As universidades federais têm até este sábado (1º) para se candidatarem ao programa de implantação de cuidotecas, espaços destinados ao acolhimento de crianças de 3 a 12 anos, incluindo aquelas com deficiência. A iniciativa visa oferecer suporte no período noturno para que familiares, especialmente mulheres, possam prosseguir com seus estudos ou trabalho sem preocupações adicionais. Este projeto é uma colaboração entre o Ministério da Educação (MEC) e o Ministério do Desenvolvimento e Assistência Social, Família e Combate à Fome (MDS), fazendo parte do Plano Nacional de Cuidados, uma política do “Plano Brasil que Cuida”.
As inscrições devem ser feitas exclusivamente por e-mail (cgext.dda.sesu@mec.gov.br). Os campus que possuem mais de uma localização deverão selecionar apenas um para instalação da cuidoteca, baseando-se no critério de maior necessidade. Os documentos necessários incluem um plano de trabalho detalhado, um Termo de Compromisso da Reitoria, plantas arquitetônicas do local proposto, fotos do espaço, e declarações oficiais que detalhem o número de estudantes e servidores que utilizam o campus no período noturno.
Cada cuidoteca projetada deverá suportar até 40 crianças simultaneamente, atendendo filhos de estudantes, docentes, técnicos-administrativos e trabalhadores terceirizados. O funcionamento está previsto também para fins de semana, feriados e períodos de férias escolares, proporcionando flexibilidade para a comunidade acadêmica.
Em termos de financiamento, as universidades selecionadas receberão fundos para a criação e manutenção das cuidotecas por um período de 12 meses. Os recursos podem ser aplicados na compra de mobiliário infantil, equipamentos de segurança e acessibilidade, materiais educativos, e na contratação de pessoal necessário para o funcionamento do espaço.
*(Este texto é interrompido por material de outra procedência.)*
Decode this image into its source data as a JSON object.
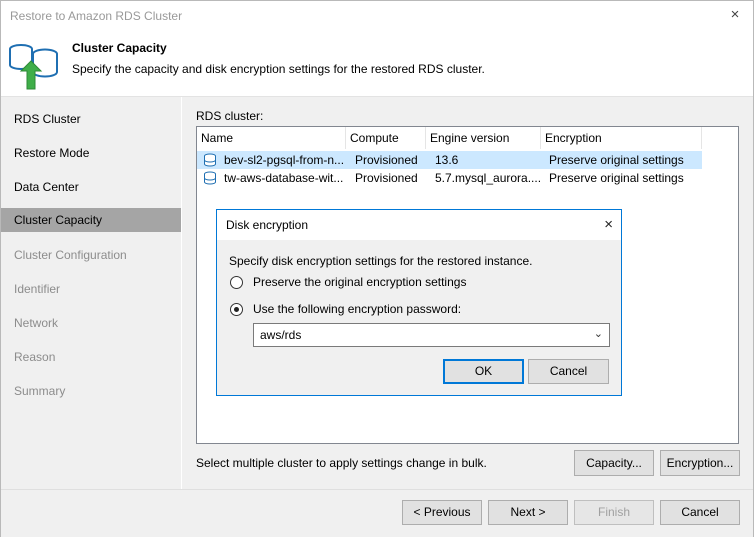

Importante destacar que não é permitido o uso dos fundos para reformas estruturais amplas.
A chamada “Estratégica UniCuidotecas” contemplará até 50 instituições com base em um sistema de pontuação que considera a demanda, a vulnerabilidade socioeconômica dos alunos, a abrangência regional com enfoque nas regiões Norte e Nordeste, e as condições de infraestrutura e apoio institucional existentes.
O processo é uma oportunidade significativa para as universidades federais fortalecerem seu apoio à comunidade acadêmica, especialmente àqueles que enfrentam maiores desafios para conciliar a vida acadêmica e familiar.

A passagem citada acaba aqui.